AIMS: Recent research has shown that it may not be valid to compare scores across diseases using generic outcome scales. An alternative approach is now available: Scores from two different disease-specific measures can be co-calibrated onto the same scale using Rasch analysis as long as the measures are based on the same measurement model. The aim of the study was to investigate whether it is feasible to co-calibrate scores for patients with different skin diseases using measures specific to psoriasis and atopic dermatitis.;

METHODS:
The Psoriasis Quality of Life (PsoriQoL) scale and the Quality of Life in Atopic Dermatitis (QoLIAD) scale were both based on the needsbased model of quality of life (QoL). Each was developed using Rasch analysis and provides unidimensional measurement.
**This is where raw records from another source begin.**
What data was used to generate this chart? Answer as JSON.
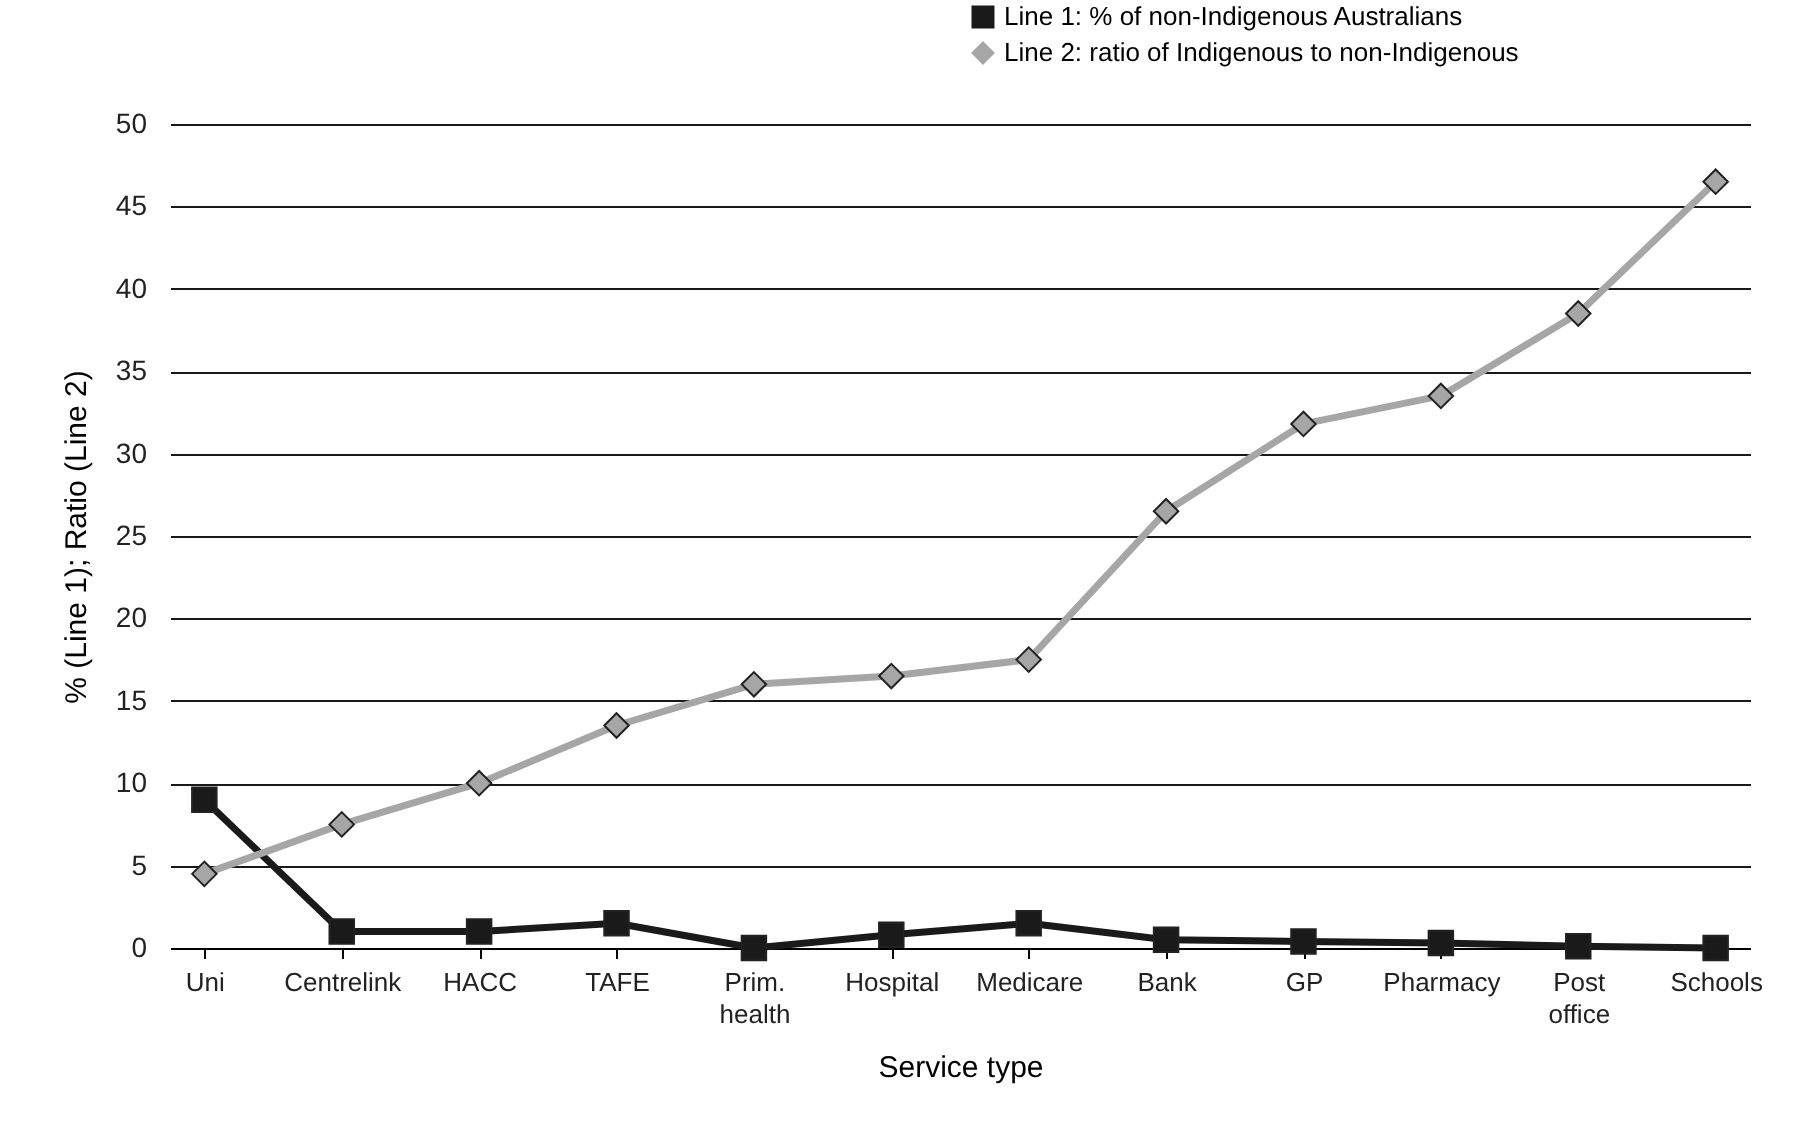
{
  "chart_data": {
    "type": "line",
    "xlabel": "Service type",
    "ylabel": "% (Line 1); Ratio (Line 2)",
    "categories": [
      "Uni",
      "Centrelink",
      "HACC",
      "TAFE",
      "Prim. health",
      "Hospital",
      "Medicare",
      "Bank",
      "GP",
      "Pharmacy",
      "Post office",
      "Schools"
    ],
    "series": [
      {
        "name": "Line 1: % of non-Indigenous Australians",
        "color": "#1a1a1a",
        "marker": "square",
        "values": [
          9,
          1,
          1,
          1.5,
          0,
          0.8,
          1.5,
          0.5,
          0.4,
          0.3,
          0.1,
          0
        ]
      },
      {
        "name": "Line 2: ratio of Indigenous to non-Indigenous",
        "color": "#a6a6a6",
        "marker": "diamond",
        "values": [
          4.5,
          7.5,
          10,
          13.5,
          16,
          16.5,
          17.5,
          26.5,
          31.8,
          33.5,
          38.5,
          46.5
        ]
      }
    ],
    "ylim": [
      0,
      50
    ],
    "yticks": [
      0,
      5,
      10,
      15,
      20,
      25,
      30,
      35,
      40,
      45,
      50
    ],
    "grid": "y",
    "legend": "top right",
    "line_style": "solid"
  }
}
The scales share 5 common items allowing co-calibration of scores using a common item design. Initially, the scales were analysed separately for fit to the Rasch model. Problematic items were removed. The scales were then combined and assessed again for fit to the model. Common items were assessed for Differential Item Functioning (DIF) by disease.;

RESULTS: The sample consisted of 146 psoriasis (male 50 %, mean age = 44.2 range = 17–83 years) and 146 atopic dermatitis patients (male 50 %, mean age = 45.5, range = 20–82 years). Both scales showed adequate overall fit to the Rasch model (PsoriQoL: Chi2 = 56.45, df = 50, p = 0.25; QoLIAD: Chi2 = 55.34, df = 50, p = 0.28). Evidence of multidimensionality was present in the QoLIAD. One item was removed due to high residual correlations with 2 others, improving model fit statistics. One item in each scale showed misfit and these were removed. After combing the items one common item showed DIF by disease and was also removed. The final set of items showed excellent fit to the model (Chi2 = 99.20, df = 84, p = 0.12).;

CONCLUSIONS:
It is now possible to provide valid comparative QoL scores for patients with different diseases. Such comparisons cannot be made meaningfully using generic PROs that also tend to have poor measurement properties.